All of this restoration work has got me thinking about the pickup as well. I think I’ll start getting the underside of that cleaned up, the minor surface rust addressed, paint touched up, and make sure it won’t rust again.

It runs…

I’ve had the battery on a slow charger/maintainer for a couple of weeks. I had assumed the thing was toast, since it was stone dead when I got it… battery voltage was under 0.5 V. I had to use a battery drill pack to throw enough of a charge into it to get the charger to even try to start charging.
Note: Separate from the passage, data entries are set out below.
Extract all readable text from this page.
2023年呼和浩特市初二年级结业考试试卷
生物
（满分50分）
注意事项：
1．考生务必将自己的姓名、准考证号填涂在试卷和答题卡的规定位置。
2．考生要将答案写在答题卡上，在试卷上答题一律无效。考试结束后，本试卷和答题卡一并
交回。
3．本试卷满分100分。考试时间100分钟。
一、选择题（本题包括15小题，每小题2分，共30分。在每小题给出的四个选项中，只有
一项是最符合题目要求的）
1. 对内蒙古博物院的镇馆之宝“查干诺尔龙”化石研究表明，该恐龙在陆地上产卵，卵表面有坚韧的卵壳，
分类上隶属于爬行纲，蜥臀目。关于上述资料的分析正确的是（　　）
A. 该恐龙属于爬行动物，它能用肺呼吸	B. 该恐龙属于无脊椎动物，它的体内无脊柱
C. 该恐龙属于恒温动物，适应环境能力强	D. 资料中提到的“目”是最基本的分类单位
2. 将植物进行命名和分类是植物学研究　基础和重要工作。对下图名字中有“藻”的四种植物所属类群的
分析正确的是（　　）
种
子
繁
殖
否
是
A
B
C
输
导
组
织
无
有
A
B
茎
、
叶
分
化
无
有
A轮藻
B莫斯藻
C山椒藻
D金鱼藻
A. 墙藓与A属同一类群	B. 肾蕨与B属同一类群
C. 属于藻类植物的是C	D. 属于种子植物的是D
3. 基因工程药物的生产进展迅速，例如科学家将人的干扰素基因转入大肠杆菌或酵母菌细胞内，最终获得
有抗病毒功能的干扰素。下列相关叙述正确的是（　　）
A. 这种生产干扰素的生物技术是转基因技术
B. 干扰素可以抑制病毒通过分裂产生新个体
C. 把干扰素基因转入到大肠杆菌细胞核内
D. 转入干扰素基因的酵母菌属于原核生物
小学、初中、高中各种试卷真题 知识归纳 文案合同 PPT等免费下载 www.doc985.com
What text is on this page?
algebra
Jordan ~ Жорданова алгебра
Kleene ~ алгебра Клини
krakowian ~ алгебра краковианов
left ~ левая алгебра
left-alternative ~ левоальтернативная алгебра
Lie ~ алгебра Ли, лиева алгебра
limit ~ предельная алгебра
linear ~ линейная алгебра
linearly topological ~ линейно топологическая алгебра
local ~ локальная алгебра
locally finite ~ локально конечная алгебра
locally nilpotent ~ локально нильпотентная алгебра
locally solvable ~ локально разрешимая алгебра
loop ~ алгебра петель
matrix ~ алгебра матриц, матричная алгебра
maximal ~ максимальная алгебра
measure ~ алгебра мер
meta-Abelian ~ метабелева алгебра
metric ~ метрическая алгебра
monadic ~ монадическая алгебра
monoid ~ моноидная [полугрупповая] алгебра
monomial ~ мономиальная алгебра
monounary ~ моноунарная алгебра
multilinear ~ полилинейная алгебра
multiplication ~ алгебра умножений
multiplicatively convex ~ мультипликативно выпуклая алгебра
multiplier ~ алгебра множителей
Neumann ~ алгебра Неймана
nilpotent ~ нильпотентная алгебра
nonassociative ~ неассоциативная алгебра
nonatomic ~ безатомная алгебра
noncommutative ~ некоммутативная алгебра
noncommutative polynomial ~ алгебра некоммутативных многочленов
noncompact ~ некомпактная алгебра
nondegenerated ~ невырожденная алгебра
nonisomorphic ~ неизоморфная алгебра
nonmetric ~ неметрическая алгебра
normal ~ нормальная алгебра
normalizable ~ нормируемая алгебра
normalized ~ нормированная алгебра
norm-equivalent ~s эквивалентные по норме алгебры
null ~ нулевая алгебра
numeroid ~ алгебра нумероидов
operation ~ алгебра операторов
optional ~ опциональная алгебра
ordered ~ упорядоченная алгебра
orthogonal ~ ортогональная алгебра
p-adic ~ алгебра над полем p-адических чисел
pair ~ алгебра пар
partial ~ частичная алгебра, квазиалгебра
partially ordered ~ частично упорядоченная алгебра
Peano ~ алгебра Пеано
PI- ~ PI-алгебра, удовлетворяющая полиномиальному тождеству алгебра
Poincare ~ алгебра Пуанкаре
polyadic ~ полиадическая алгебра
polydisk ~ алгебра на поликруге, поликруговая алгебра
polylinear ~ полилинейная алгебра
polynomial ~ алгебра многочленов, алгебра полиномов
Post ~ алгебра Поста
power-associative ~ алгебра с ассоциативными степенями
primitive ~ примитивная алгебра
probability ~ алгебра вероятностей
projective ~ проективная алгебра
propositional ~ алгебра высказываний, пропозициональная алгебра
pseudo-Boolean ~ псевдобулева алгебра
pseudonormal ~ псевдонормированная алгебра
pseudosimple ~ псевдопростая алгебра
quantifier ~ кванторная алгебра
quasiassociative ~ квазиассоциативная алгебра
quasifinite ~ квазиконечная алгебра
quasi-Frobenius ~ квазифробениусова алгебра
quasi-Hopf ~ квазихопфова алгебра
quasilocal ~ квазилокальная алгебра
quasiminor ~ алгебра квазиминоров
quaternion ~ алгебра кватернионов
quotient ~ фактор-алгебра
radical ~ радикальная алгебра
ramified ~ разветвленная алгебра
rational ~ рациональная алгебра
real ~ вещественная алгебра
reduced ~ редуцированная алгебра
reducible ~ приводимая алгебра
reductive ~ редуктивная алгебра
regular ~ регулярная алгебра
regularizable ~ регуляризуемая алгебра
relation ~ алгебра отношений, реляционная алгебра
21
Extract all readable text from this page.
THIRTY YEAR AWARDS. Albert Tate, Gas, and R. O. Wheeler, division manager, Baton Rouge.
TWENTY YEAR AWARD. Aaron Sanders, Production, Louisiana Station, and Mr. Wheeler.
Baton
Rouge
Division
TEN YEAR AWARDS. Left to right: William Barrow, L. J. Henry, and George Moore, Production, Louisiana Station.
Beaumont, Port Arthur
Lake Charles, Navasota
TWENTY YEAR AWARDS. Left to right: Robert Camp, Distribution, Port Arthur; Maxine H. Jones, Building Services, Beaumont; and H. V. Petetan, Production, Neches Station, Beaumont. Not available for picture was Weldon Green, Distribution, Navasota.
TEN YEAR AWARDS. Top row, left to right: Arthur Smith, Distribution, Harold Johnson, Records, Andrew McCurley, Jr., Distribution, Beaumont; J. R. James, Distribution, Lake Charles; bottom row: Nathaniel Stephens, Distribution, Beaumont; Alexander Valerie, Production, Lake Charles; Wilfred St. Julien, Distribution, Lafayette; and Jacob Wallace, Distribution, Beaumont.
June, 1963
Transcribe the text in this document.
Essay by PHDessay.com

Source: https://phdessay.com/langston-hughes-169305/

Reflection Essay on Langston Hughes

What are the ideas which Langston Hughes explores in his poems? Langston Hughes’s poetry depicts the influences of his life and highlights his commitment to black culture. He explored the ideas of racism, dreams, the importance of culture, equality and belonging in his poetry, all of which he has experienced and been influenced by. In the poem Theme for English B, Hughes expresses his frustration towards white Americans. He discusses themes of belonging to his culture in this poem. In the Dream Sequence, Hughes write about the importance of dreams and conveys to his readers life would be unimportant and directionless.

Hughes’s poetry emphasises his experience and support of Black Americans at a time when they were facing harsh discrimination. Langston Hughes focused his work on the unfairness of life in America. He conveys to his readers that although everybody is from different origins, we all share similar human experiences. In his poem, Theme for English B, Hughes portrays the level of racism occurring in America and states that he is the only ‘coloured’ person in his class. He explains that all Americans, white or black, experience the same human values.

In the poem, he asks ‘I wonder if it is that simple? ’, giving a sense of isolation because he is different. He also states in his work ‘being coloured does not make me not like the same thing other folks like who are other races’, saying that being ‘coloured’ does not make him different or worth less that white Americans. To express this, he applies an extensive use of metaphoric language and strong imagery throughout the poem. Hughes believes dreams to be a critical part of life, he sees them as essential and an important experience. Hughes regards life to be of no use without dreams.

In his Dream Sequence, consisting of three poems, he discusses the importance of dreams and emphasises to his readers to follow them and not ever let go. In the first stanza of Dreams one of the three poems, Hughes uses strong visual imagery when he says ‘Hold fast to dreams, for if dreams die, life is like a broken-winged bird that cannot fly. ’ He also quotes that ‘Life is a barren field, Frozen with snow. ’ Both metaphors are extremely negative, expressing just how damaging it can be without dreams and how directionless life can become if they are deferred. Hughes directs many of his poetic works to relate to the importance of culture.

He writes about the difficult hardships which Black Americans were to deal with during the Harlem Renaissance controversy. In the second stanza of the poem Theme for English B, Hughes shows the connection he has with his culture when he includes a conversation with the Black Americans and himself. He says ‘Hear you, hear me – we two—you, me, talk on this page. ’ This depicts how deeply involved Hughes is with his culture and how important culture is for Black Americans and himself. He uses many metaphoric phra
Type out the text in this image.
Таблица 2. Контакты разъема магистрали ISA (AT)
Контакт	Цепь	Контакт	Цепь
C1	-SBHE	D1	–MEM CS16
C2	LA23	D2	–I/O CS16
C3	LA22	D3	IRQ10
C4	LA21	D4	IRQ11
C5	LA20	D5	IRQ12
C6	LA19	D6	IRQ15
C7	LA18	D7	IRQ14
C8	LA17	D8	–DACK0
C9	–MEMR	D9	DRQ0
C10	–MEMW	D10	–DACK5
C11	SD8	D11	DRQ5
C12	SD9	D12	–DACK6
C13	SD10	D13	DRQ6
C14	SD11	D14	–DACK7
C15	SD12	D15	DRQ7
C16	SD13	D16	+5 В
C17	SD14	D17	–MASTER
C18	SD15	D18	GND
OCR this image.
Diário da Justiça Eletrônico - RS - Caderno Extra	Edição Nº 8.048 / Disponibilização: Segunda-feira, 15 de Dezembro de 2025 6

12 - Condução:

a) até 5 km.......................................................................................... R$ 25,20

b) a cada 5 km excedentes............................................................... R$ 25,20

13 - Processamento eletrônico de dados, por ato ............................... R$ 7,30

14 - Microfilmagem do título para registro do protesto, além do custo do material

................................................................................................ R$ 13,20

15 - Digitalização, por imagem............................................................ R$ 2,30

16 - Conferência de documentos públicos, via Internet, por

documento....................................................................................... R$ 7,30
Every day or two I’d go out, disconnect the charger, run the heater blower for a few minutes, and re-connect the charger. It wasn’t costing my anything, so I figured – why not?

Saturday afternoon, I decided to drop the battery in and give it another try. It cranked over OK, but of course the carb was bone dry. I gave it a shot of ether, and lo and behold — it fired up and ran. I ran it for a total of about 15 minutes or so, until the garage filled with gray smoke and I had to air it out. I’m not quite sure if it was just old-engine exhaust smoke with steam, or if it’s burning oil. Nothing has changed my plan to pull and rebuild the engine, but at least we know it runs.

First start in — how many years? Nobody knows.

Pete and I also got the left front fender off. The last idiot welded this one up even worse than the right side. A large patch was actually welded on, not just over rusted metal — but over the top of rusted metal covered with Bondo. Awesome job, dumbass. The fender is scrap, even the front corner is rusted out.

I’m debating what to do with the floor pans. If I can get someone who knows what they’re doing to finish welding them in place, great. I’m afraid I may end up needed to remove all the stuff that’s been done and re-do it. I hope not, but it is one option. The good news (aside from the engine running) is, I got the instrument cluster finished up and put back together, and it looks great. Brakes also seem to be in good shape, so that opens up options for getting it on and off of a trailer and in and out of the driveway when it comes time to use a power washer to clean up the undercarriage, engine bay and fender wells. Just blasting off all the accumulated grime and filth will make it easier to work on.